Lau, George K. K.; Wai Mo Hui; Shiu Kum Lam
October 1996
American Journal of Gastroenterology;Oct1996, Vol. 91 Issue 10, p2157
Academic Journal
The impact of major life events and daily hassles on atypical chest pain is unknown. The aim of the present study was to investigate the relationship of the occurrence and perception of major life events and daily hassles in atypical chest pain patients.
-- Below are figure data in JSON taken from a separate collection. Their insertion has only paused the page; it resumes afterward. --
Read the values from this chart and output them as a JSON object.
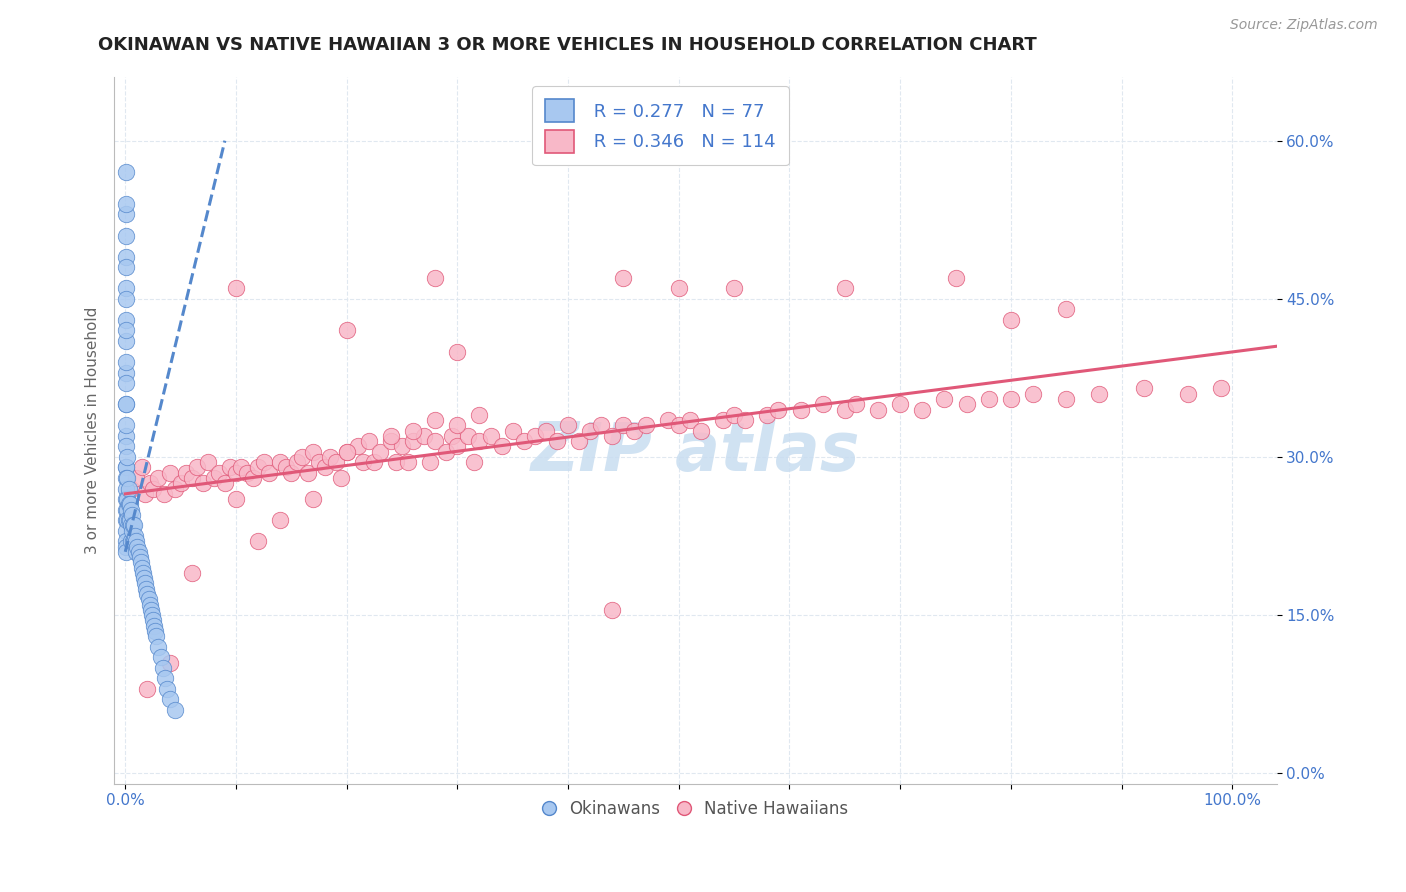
{
  "title": "OKINAWAN VS NATIVE HAWAIIAN 3 OR MORE VEHICLES IN HOUSEHOLD CORRELATION CHART",
  "source_text": "Source: ZipAtlas.com",
  "ylabel": "3 or more Vehicles in Household",
  "x_ticks": [
    0.0,
    0.1,
    0.2,
    0.3,
    0.4,
    0.5,
    0.6,
    0.7,
    0.8,
    0.9,
    1.0
  ],
  "x_tick_labels": [
    "0.0%",
    "",
    "",
    "",
    "",
    "",
    "",
    "",
    "",
    "",
    "100.0%"
  ],
  "y_ticks": [
    0.0,
    0.15,
    0.3,
    0.45,
    0.6
  ],
  "y_tick_labels": [
    "0.0%",
    "15.0%",
    "30.0%",
    "45.0%",
    "60.0%"
  ],
  "xlim": [
    -0.01,
    1.04
  ],
  "ylim": [
    -0.01,
    0.66
  ],
  "legend_r1": "R = 0.277",
  "legend_n1": "N = 77",
  "legend_r2": "R = 0.346",
  "legend_n2": "N = 114",
  "blue_color": "#a8c8f0",
  "pink_color": "#f8b8c8",
  "blue_line_color": "#5588cc",
  "pink_line_color": "#e05878",
  "watermark_color": "#c8ddf0",
  "grid_color": "#e0e8f0",
  "okinawan_x": [
    0.0005,
    0.0005,
    0.0005,
    0.0005,
    0.0005,
    0.0005,
    0.0005,
    0.0005,
    0.0005,
    0.0005,
    0.001,
    0.001,
    0.001,
    0.001,
    0.001,
    0.001,
    0.001,
    0.001,
    0.001,
    0.001,
    0.001,
    0.001,
    0.001,
    0.001,
    0.001,
    0.001,
    0.001,
    0.001,
    0.001,
    0.001,
    0.002,
    0.002,
    0.002,
    0.002,
    0.002,
    0.003,
    0.003,
    0.003,
    0.004,
    0.004,
    0.005,
    0.005,
    0.005,
    0.006,
    0.006,
    0.007,
    0.007,
    0.008,
    0.008,
    0.009,
    0.01,
    0.01,
    0.011,
    0.012,
    0.013,
    0.014,
    0.015,
    0.016,
    0.017,
    0.018,
    0.019,
    0.02,
    0.021,
    0.022,
    0.023,
    0.024,
    0.025,
    0.026,
    0.027,
    0.028,
    0.03,
    0.032,
    0.034,
    0.036,
    0.038,
    0.04,
    0.045
  ],
  "okinawan_y": [
    0.57,
    0.53,
    0.49,
    0.46,
    0.43,
    0.41,
    0.38,
    0.35,
    0.32,
    0.29,
    0.54,
    0.51,
    0.48,
    0.45,
    0.42,
    0.39,
    0.37,
    0.35,
    0.33,
    0.31,
    0.29,
    0.28,
    0.27,
    0.26,
    0.25,
    0.24,
    0.23,
    0.22,
    0.215,
    0.21,
    0.3,
    0.28,
    0.26,
    0.25,
    0.24,
    0.27,
    0.255,
    0.24,
    0.255,
    0.24,
    0.25,
    0.235,
    0.22,
    0.245,
    0.23,
    0.235,
    0.22,
    0.235,
    0.22,
    0.225,
    0.22,
    0.21,
    0.215,
    0.21,
    0.205,
    0.2,
    0.195,
    0.19,
    0.185,
    0.18,
    0.175,
    0.17,
    0.165,
    0.16,
    0.155,
    0.15,
    0.145,
    0.14,
    0.135,
    0.13,
    0.12,
    0.11,
    0.1,
    0.09,
    0.08,
    0.07,
    0.06
  ],
  "hawaiian_x": [
    0.005,
    0.01,
    0.015,
    0.018,
    0.022,
    0.025,
    0.03,
    0.035,
    0.04,
    0.045,
    0.05,
    0.055,
    0.06,
    0.065,
    0.07,
    0.075,
    0.08,
    0.085,
    0.09,
    0.095,
    0.1,
    0.105,
    0.11,
    0.115,
    0.12,
    0.125,
    0.13,
    0.14,
    0.145,
    0.15,
    0.155,
    0.16,
    0.165,
    0.17,
    0.175,
    0.18,
    0.185,
    0.19,
    0.195,
    0.2,
    0.21,
    0.215,
    0.22,
    0.225,
    0.23,
    0.24,
    0.245,
    0.25,
    0.255,
    0.26,
    0.27,
    0.275,
    0.28,
    0.29,
    0.295,
    0.3,
    0.31,
    0.315,
    0.32,
    0.33,
    0.34,
    0.35,
    0.36,
    0.37,
    0.38,
    0.39,
    0.4,
    0.41,
    0.42,
    0.43,
    0.44,
    0.45,
    0.46,
    0.47,
    0.49,
    0.5,
    0.51,
    0.52,
    0.54,
    0.55,
    0.56,
    0.58,
    0.59,
    0.61,
    0.63,
    0.65,
    0.66,
    0.68,
    0.7,
    0.72,
    0.74,
    0.76,
    0.78,
    0.8,
    0.82,
    0.85,
    0.88,
    0.92,
    0.96,
    0.99,
    0.28,
    0.3,
    0.32,
    0.26,
    0.24,
    0.2,
    0.17,
    0.14,
    0.12,
    0.1,
    0.06,
    0.04,
    0.02,
    0.44
  ],
  "hawaiian_y": [
    0.27,
    0.28,
    0.29,
    0.265,
    0.275,
    0.27,
    0.28,
    0.265,
    0.285,
    0.27,
    0.275,
    0.285,
    0.28,
    0.29,
    0.275,
    0.295,
    0.28,
    0.285,
    0.275,
    0.29,
    0.285,
    0.29,
    0.285,
    0.28,
    0.29,
    0.295,
    0.285,
    0.295,
    0.29,
    0.285,
    0.295,
    0.3,
    0.285,
    0.305,
    0.295,
    0.29,
    0.3,
    0.295,
    0.28,
    0.305,
    0.31,
    0.295,
    0.315,
    0.295,
    0.305,
    0.315,
    0.295,
    0.31,
    0.295,
    0.315,
    0.32,
    0.295,
    0.315,
    0.305,
    0.32,
    0.31,
    0.32,
    0.295,
    0.315,
    0.32,
    0.31,
    0.325,
    0.315,
    0.32,
    0.325,
    0.315,
    0.33,
    0.315,
    0.325,
    0.33,
    0.32,
    0.33,
    0.325,
    0.33,
    0.335,
    0.33,
    0.335,
    0.325,
    0.335,
    0.34,
    0.335,
    0.34,
    0.345,
    0.345,
    0.35,
    0.345,
    0.35,
    0.345,
    0.35,
    0.345,
    0.355,
    0.35,
    0.355,
    0.355,
    0.36,
    0.355,
    0.36,
    0.365,
    0.36,
    0.365,
    0.335,
    0.33,
    0.34,
    0.325,
    0.32,
    0.305,
    0.26,
    0.24,
    0.22,
    0.26,
    0.19,
    0.105,
    0.08,
    0.155
  ],
  "hawaiian_outlier_x": [
    0.28,
    0.45,
    0.5,
    0.55,
    0.65,
    0.75,
    0.8,
    0.85,
    0.1,
    0.2,
    0.3
  ],
  "hawaiian_outlier_y": [
    0.47,
    0.47,
    0.46,
    0.46,
    0.46,
    0.47,
    0.43,
    0.44,
    0.46,
    0.42,
    0.4
  ],
  "pink_line_x0": 0.0,
  "pink_line_y0": 0.265,
  "pink_line_x1": 1.04,
  "pink_line_y1": 0.405,
  "blue_line_x0": 0.0,
  "blue_line_y0": 0.21,
  "blue_line_x1": 0.09,
  "blue_line_y1": 0.6
}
Five groups of subjects were studied. They were healthy controls, atypical chest pain patients without motility/reflux changes, atypical chest pain patients with motility/reflux changes, dyspeptic patients, and patients with chronic obstructive airway disease/peptic ulcer/gallstone. A questionnaire concerning the occurrence and perception of major life events and daily hassles was administered to all five groups of subjects. Using analysis of variance, we found that atypical chest pain patients without underlying motility/reflux changes had significantly higher scores of negative life events and total life events than healthy controls, atypical chest pain patients with underlying motility/reflux changes, and patients with chronic obstructive airway disease/peptic ulcer/gallstone. There were no significant differences between atypical chest pain patients without underlying motility/reflux changes and patients with dyspepsia in terms of the number of negative life events, negative scores, number of positive life events, positive scores, and total life events. Discriminate analysis identified five of the 47 major life events (major changes in sleeping habits, change in work situation, major changes in financial status, retirement, and suffering from severe illness or injury) to be useful for discriminating atypical chest pain patients without underlying motility/reflux changes from the healthy controls and from atypical chest pain patients with underlying motility/reflux changes. The overall correct classification rate was 81.8%. In conclusion, psychological factors, such as perception of negative life events and occurrence and perception of daily hassles, may play a role in the pathogenesis of atypical chest pain.